As some of you know from my videos, I have been having some hand trouble...mostly with my left thumb. I'm sure it's because of the amount I shoot and the style I have used, mostly with the thumb support. Seeing that I had no intention of slowing down my shooting, I needed to find a different style. I have shot pinch grip in the past, but the frames were too large and uncomfortable to shoot. I learned that Bill Hays has some smaller pinch grip frames and ordered a set of 3.















Almost everyone here is familiar with the HTS. I just found out that he had a smaller version so I had to have one to try. I ordered one in poly with the rubberized grip. I'm glad I did because it shoots great. Even though it is a little smaller, the grip is 2 5/8" across, it will still take a full 1" band and not wrap around the side of the fork.

The second one I got was the Eagle Scout in poly with the rubberized grip (far left in the pic). It also has the 2 5/8" grip size and is a joy to shoot. It's nice and light and the grip is so good that I can actually loosen my hold and relax my hand...at least a little.

The last one was a Christmas present to myself. I saw the Target Dragon on Bills web page and asked a lot of questions before saying I'd take it. My pictures don't do it any justice at all. It's olive and black G-10 and a full 3/4" thick. There isn't a sharp edge anywhere and just melts into my hand like it was made for it.

The nice thing about these 3 is that they all shoot the same for me, so I don't have to keep adjusting every time I pick up a different one.

Thanks to Bill for keeping me shooting and to Daranda for putting up with all my emails and questions.

Todd


----------



## Samurai Samoht (Apr 6, 2013)

Thanks for sharing. I was actually just on Bill's site admiring the Target Dragon and decided to plug in a search for it here on the forum. Good timing for your post!  Trying to figure out if I want to go with the Night Fury or the Target Dragon. Very similar in design and I'm sure I can't go wrong either way.  hmmm


----------



## GrayWolf (May 14, 2012)

SamuraiSamoht said:


> Thanks for sharing. I was actually just on Bill's site admiring the Target Dragon and decided to plug in a search for it here on the forum. Good timing for your post!  Trying to figure out if I want to go with the Night Fury or the Target Dragon. Very similar in design and I'm sure I can't go wrong either way.  hmmm


Either one is a good choice. I'm very happy with every frame I have from Bill, but some are just a little big for my hands, so I went with the smaller size and now I know what works best for me.

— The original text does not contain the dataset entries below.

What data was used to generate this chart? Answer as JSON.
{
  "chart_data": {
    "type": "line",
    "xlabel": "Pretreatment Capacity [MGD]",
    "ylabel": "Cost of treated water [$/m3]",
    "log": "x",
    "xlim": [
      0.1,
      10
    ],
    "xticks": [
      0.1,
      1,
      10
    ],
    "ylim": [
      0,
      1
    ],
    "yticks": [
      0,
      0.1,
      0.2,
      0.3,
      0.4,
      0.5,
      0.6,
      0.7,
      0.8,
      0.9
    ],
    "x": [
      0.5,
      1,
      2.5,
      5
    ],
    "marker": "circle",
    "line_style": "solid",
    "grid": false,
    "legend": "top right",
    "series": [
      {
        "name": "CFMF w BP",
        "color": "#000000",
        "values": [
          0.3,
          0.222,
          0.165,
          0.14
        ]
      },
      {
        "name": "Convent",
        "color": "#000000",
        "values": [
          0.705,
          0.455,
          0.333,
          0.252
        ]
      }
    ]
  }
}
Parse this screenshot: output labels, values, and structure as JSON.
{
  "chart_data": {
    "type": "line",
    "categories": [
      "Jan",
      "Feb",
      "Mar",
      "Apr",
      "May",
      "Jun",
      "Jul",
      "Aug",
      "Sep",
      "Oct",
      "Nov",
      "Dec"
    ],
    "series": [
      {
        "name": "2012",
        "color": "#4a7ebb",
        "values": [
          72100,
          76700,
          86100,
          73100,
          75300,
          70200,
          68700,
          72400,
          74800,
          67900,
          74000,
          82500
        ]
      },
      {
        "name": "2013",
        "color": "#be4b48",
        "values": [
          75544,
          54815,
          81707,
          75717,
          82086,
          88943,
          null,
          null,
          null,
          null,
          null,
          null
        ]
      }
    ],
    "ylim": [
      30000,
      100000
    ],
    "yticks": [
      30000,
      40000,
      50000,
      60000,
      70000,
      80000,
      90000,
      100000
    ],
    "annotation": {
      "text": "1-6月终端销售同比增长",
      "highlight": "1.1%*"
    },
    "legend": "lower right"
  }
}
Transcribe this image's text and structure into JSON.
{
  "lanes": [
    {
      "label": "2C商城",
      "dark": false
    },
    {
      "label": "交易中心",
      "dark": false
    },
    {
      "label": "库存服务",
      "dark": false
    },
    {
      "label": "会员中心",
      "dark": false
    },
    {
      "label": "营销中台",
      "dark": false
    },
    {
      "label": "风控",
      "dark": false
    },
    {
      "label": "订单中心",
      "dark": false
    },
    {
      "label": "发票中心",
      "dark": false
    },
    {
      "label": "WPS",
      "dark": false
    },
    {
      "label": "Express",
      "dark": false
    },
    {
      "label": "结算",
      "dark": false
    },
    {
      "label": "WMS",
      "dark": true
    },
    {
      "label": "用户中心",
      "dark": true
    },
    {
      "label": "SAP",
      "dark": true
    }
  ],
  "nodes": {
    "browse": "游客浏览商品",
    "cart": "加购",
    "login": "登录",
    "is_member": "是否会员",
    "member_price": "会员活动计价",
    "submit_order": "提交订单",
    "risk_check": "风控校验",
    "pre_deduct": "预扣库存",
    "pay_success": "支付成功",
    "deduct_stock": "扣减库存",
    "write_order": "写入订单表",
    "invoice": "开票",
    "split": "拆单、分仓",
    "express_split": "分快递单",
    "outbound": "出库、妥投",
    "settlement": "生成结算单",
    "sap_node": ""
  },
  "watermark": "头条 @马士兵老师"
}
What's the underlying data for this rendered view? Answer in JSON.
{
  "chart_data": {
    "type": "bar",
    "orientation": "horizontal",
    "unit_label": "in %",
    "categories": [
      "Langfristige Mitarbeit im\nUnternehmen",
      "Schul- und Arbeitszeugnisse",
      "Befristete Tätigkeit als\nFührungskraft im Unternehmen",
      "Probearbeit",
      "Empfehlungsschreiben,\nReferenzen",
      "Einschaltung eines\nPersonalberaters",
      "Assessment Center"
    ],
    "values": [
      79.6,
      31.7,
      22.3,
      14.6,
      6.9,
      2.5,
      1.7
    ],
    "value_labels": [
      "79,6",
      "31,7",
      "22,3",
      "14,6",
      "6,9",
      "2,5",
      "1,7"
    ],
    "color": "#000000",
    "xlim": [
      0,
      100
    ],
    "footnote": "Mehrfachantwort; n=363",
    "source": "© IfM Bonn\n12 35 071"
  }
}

Maybe you should order both, that way you won't have to worry about making the wrong choice .

Todd


----------



## LVO (Sep 25, 2011)

Beautiful shooters! I'm anxious to try the smaller version. The one you traded me back in '12 went to another home last year. I loved it but it was just to big to shoot a lot. Keep me in mind if you ever get tired of these! Lol


----------



## treefork (Feb 1, 2010)

Keep us updated on the progress.I'm curious about a smaller pinch myself. I mix things up on different grips ect. to avoid wear and tear. I also try to ease up on the band pull when possible.I have to get a lot more mileage out of these hands. lol


----------



## Oneproudmeximan (May 20, 2013)

Nice its a beauty enjoy


----------